Similarly, at Creighton, we recently inaugurated the Kingfisher Institute for Liberal Arts and the Professions. It aims to eliminate barriers between liberal arts pedagogy and research and the pedagogy and research practiced at Creighton’s professional schools. An incubator for new curriculum and research for faculty across Creighton’s nine schools and colleges, the institute is currently contributing to an innovative curriculum in the School of Medicine. Faculty from English, history and fine arts teach in the medical school, and the experience is inspiring them to create a new health humanities minor for undergraduates, as well as to collaborate with colleagues in medicine to study how the humanities and arts impact the education of new doctors.
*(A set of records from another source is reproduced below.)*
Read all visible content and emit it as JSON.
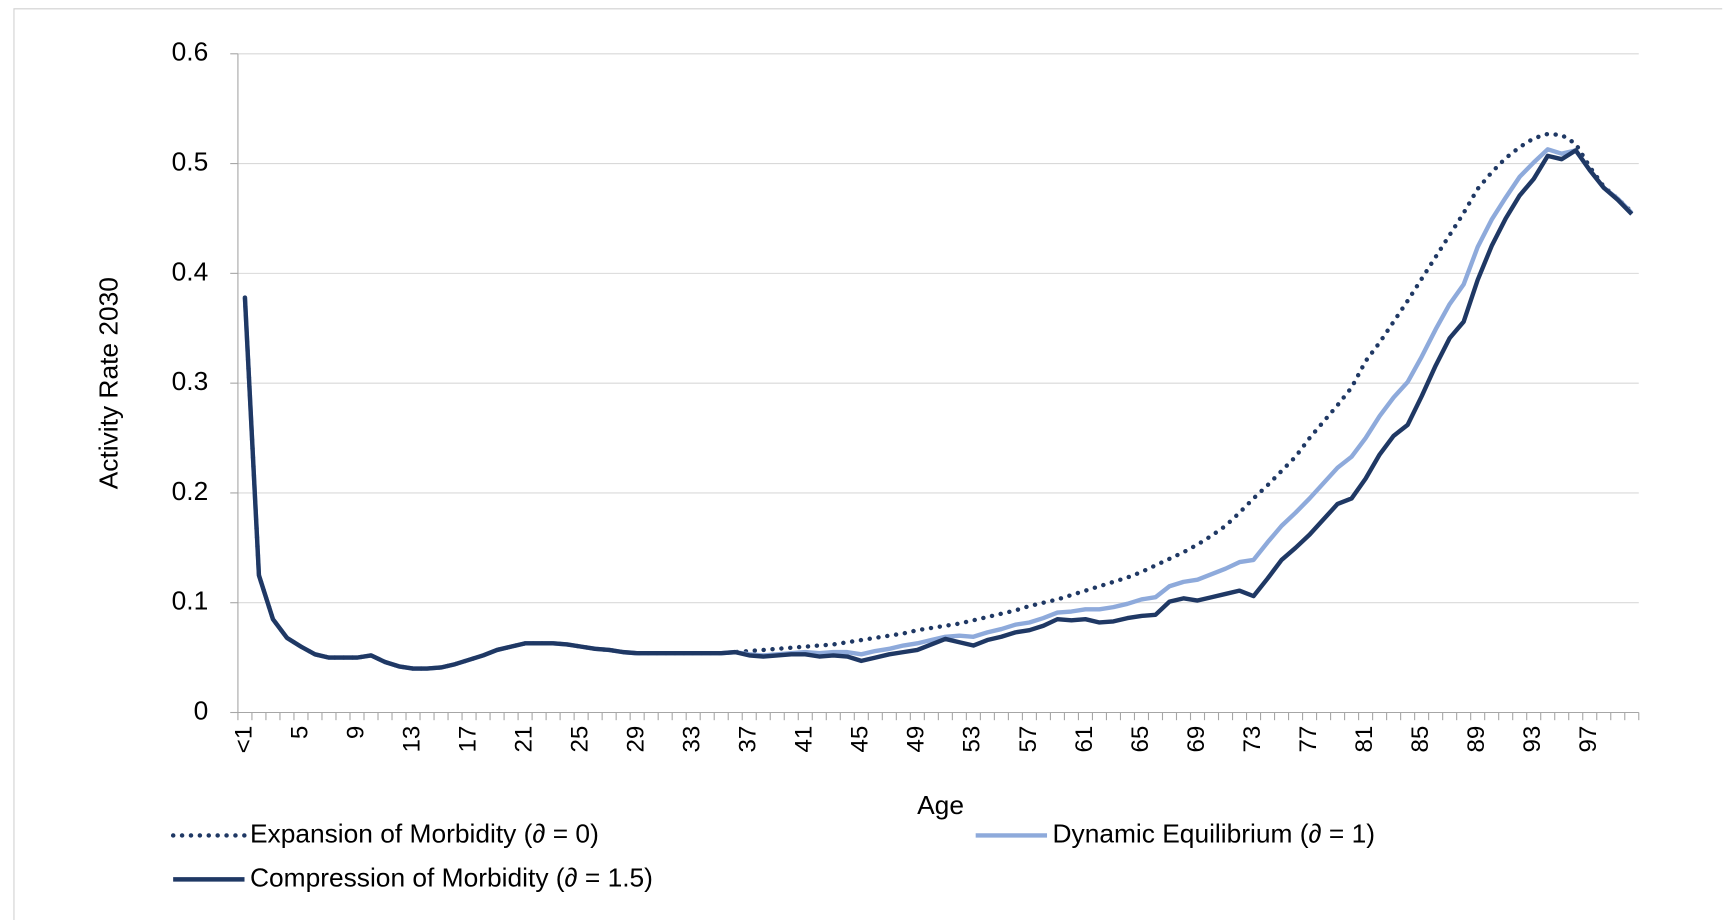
{
  "chart_data": {
    "type": "line",
    "x_label": "Age",
    "y_label": "Activity Rate 2030",
    "categories": [
      "<1",
      null,
      null,
      null,
      "5",
      null,
      null,
      null,
      "9",
      null,
      null,
      null,
      "13",
      null,
      null,
      null,
      "17",
      null,
      null,
      null,
      "21",
      null,
      null,
      null,
      "25",
      null,
      null,
      null,
      "29",
      null,
      null,
      null,
      "33",
      null,
      null,
      null,
      "37",
      null,
      null,
      null,
      "41",
      null,
      null,
      null,
      "45",
      null,
      null,
      null,
      "49",
      null,
      null,
      null,
      "53",
      null,
      null,
      null,
      "57",
      null,
      null,
      null,
      "61",
      null,
      null,
      null,
      "65",
      null,
      null,
      null,
      "69",
      null,
      null,
      null,
      "73",
      null,
      null,
      null,
      "77",
      null,
      null,
      null,
      "81",
      null,
      null,
      null,
      "85",
      null,
      null,
      null,
      "89",
      null,
      null,
      null,
      "93",
      null,
      null,
      null,
      "97",
      null,
      null,
      null
    ],
    "ylim": [
      0,
      0.6
    ],
    "yticks": [
      0,
      0.1,
      0.2,
      0.3,
      0.4,
      0.5,
      0.6
    ],
    "grid": true,
    "series": [
      {
        "name": "Expansion of Morbidity (∂ = 0)",
        "color": "#1f3864",
        "line_style": "dotted",
        "values": [
          0.378,
          0.125,
          0.085,
          0.068,
          0.06,
          0.053,
          0.05,
          0.05,
          0.05,
          0.052,
          0.046,
          0.042,
          0.04,
          0.04,
          0.041,
          0.044,
          0.048,
          0.052,
          0.057,
          0.06,
          0.063,
          0.063,
          0.063,
          0.062,
          0.06,
          0.058,
          0.057,
          0.055,
          0.054,
          0.054,
          0.054,
          0.054,
          0.054,
          0.054,
          0.054,
          0.055,
          0.056,
          0.057,
          0.058,
          0.059,
          0.06,
          0.061,
          0.062,
          0.064,
          0.066,
          0.068,
          0.07,
          0.072,
          0.075,
          0.077,
          0.079,
          0.081,
          0.084,
          0.087,
          0.09,
          0.093,
          0.097,
          0.1,
          0.103,
          0.107,
          0.111,
          0.115,
          0.119,
          0.123,
          0.128,
          0.134,
          0.14,
          0.146,
          0.153,
          0.161,
          0.17,
          0.182,
          0.195,
          0.207,
          0.22,
          0.233,
          0.25,
          0.265,
          0.28,
          0.296,
          0.32,
          0.337,
          0.356,
          0.375,
          0.395,
          0.415,
          0.435,
          0.455,
          0.477,
          0.492,
          0.505,
          0.515,
          0.523,
          0.527,
          0.526,
          0.518,
          0.497,
          0.479,
          0.468,
          0.456
        ]
      },
      {
        "name": "Dynamic Equilibrium (∂ = 1)",
        "color": "#8eaadb",
        "line_style": "solid",
        "values": [
          0.378,
          0.125,
          0.085,
          0.068,
          0.06,
          0.053,
          0.05,
          0.05,
          0.05,
          0.052,
          0.046,
          0.042,
          0.04,
          0.04,
          0.041,
          0.044,
          0.048,
          0.052,
          0.057,
          0.06,
          0.063,
          0.063,
          0.063,
          0.062,
          0.06,
          0.058,
          0.057,
          0.055,
          0.054,
          0.054,
          0.054,
          0.054,
          0.054,
          0.054,
          0.054,
          0.055,
          0.053,
          0.052,
          0.053,
          0.054,
          0.055,
          0.054,
          0.055,
          0.055,
          0.053,
          0.056,
          0.058,
          0.061,
          0.063,
          0.066,
          0.069,
          0.07,
          0.069,
          0.073,
          0.076,
          0.08,
          0.082,
          0.086,
          0.091,
          0.092,
          0.094,
          0.094,
          0.096,
          0.099,
          0.103,
          0.105,
          0.115,
          0.119,
          0.121,
          0.126,
          0.131,
          0.137,
          0.139,
          0.155,
          0.17,
          0.182,
          0.195,
          0.209,
          0.223,
          0.233,
          0.25,
          0.27,
          0.287,
          0.301,
          0.324,
          0.349,
          0.372,
          0.39,
          0.424,
          0.449,
          0.469,
          0.488,
          0.501,
          0.513,
          0.509,
          0.512,
          0.494,
          0.478,
          0.468,
          0.455
        ]
      },
      {
        "name": "Compression of Morbidity (∂ = 1.5)",
        "color": "#1f3864",
        "line_style": "solid",
        "values": [
          0.378,
          0.125,
          0.085,
          0.068,
          0.06,
          0.053,
          0.05,
          0.05,
          0.05,
          0.052,
          0.046,
          0.042,
          0.04,
          0.04,
          0.041,
          0.044,
          0.048,
          0.052,
          0.057,
          0.06,
          0.063,
          0.063,
          0.063,
          0.062,
          0.06,
          0.058,
          0.057,
          0.055,
          0.054,
          0.054,
          0.054,
          0.054,
          0.054,
          0.054,
          0.054,
          0.055,
          0.052,
          0.051,
          0.052,
          0.053,
          0.053,
          0.051,
          0.052,
          0.051,
          0.047,
          0.05,
          0.053,
          0.055,
          0.057,
          0.062,
          0.067,
          0.064,
          0.061,
          0.066,
          0.069,
          0.073,
          0.075,
          0.079,
          0.085,
          0.084,
          0.085,
          0.082,
          0.083,
          0.086,
          0.088,
          0.089,
          0.101,
          0.104,
          0.102,
          0.105,
          0.108,
          0.111,
          0.106,
          0.122,
          0.139,
          0.15,
          0.162,
          0.176,
          0.19,
          0.195,
          0.213,
          0.235,
          0.252,
          0.262,
          0.288,
          0.316,
          0.341,
          0.356,
          0.394,
          0.425,
          0.45,
          0.471,
          0.486,
          0.507,
          0.504,
          0.512,
          0.494,
          0.478,
          0.467,
          0.454
        ]
      }
    ]
  }
}
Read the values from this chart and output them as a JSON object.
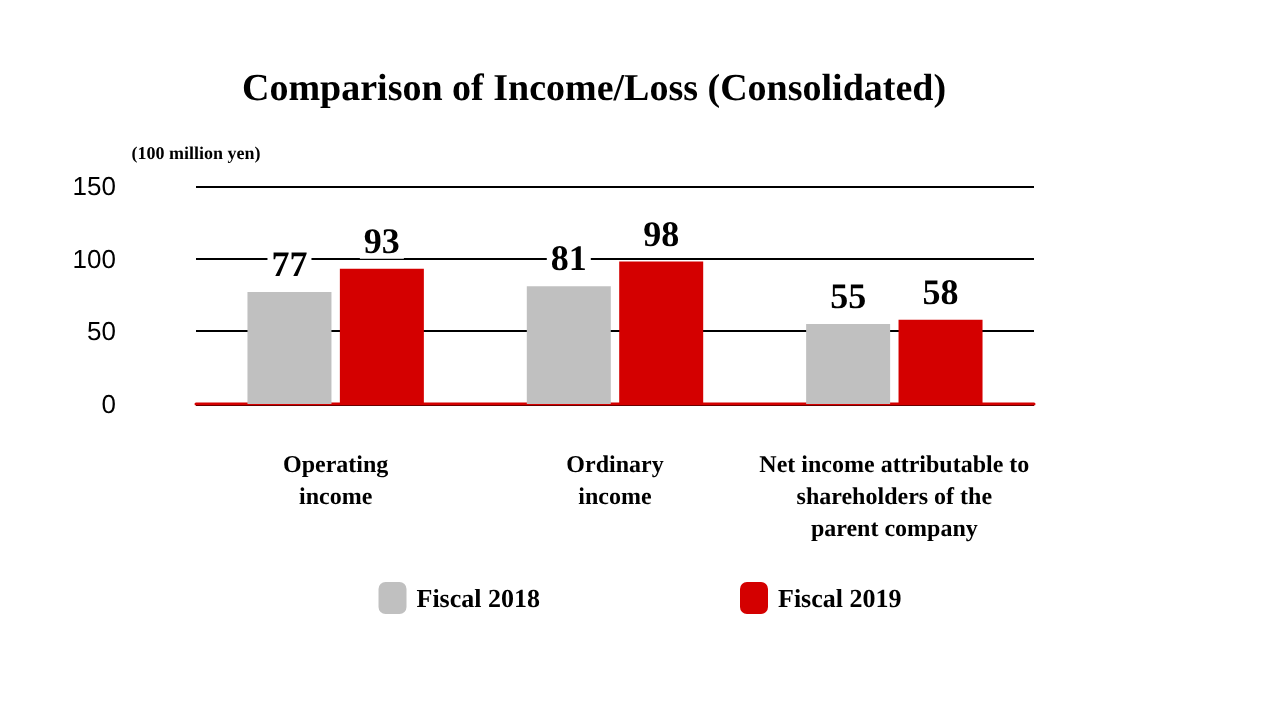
{
  "chart_data": {
    "type": "bar",
    "title": "Comparison of Income/Loss (Consolidated)",
    "ylabel": "(100 million yen)",
    "categories": [
      "Operating\nincome",
      "Ordinary\nincome",
      "Net income attributable to\nshareholders of the\nparent company"
    ],
    "series": [
      {
        "name": "Fiscal 2018",
        "color": "#c0c0c0",
        "values": [
          77,
          81,
          55
        ]
      },
      {
        "name": "Fiscal 2019",
        "color": "#d40000",
        "values": [
          93,
          98,
          58
        ]
      }
    ],
    "ylim": [
      0,
      150
    ],
    "yticks": [
      0,
      50,
      100,
      150
    ],
    "grid": "y",
    "legend": "bottom",
    "data_labels": true
  }
}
The institute’s future projects will be faculty-driven, encouraging collaboration beyond the boundaries of a single department or college.

Such innovations depend upon faculty commitment to the institutional mission, and we recognize that not all faculty explicitly align their research and teaching with their university’s mission. That said, regardless of institutional types, university missions always point to a greater good, whether it be civic good or personal transformation, and should not be inherently objectionable. Missions transcend disciplines, departments, colleges/schools and faculty backgrounds and can be an ecumenical rallying call that brings faculty together around transcendent themes and goals. Speaking personally, each of us have felt pride and a strong calling to our respective institution types. Both land-grant and Jesuit missions are compelling, uplifting and purposeful, inspiring us to ask how our structures can and should enact those respective missions.

Mission as the Touchstone

While support for mission may be difficult to argue against, altering traditional academic structures is likely to generate opposition. Mission must be the touchstone for any consideration of change. Many voices may express concern over any plan that outright eliminates departments or replaces the current departmental structure, even if a case can be strongly made. Some people may express concern, others may fear ulterior motives, while still others may dig in and resist altogether. Clear and regular communication coupled with authentic engagement of constituents can minimize both concerns and resistance.

If we rethink our current departmental structures, we could start with a blank canvas no longer constrained by inherited organizational units or confined by campus locations (floors, wings or buildings). We could consider student flow and faculty access, including how best to co-locate academic opportunities and student services -- such as academic advising, tutoring and career counseling -- positioning staff resources to support the largest number of students and faculty.

No longer would we be constrained by expectations that every department have identical administrative support. Requests for resources would be made based on mission and strategic need, not historic practice, with decisions guided by opportunities rather than entitlements. Faculty hiring could be strategic and collaborative.

Shared vision, shared resources, shared support and shared expectations for promotion and tenure would also create new ways to recruit and retain exceptional faculty. Our experience has been that many of our best faculty candidates have research interests crossing disciplinary domains, responding to changes in extramural funding paradigms, new research questions and student and employer interests. Disciplines have expanded, combined, subdivided and given rise to entirely new disciplines. Our work and how we engage with students have changed. Why do we maintain the same system of academic departments we had more than a century ago?

To be clear, we are not advocating for the elimination of academic departments. Rather, by questioning why we do things the same way and why we resist structural change in the academy, we can all assess for ourselves -- within our own campus communities and cultures -- what makes the most sense for our institution, our students, our mission and our future.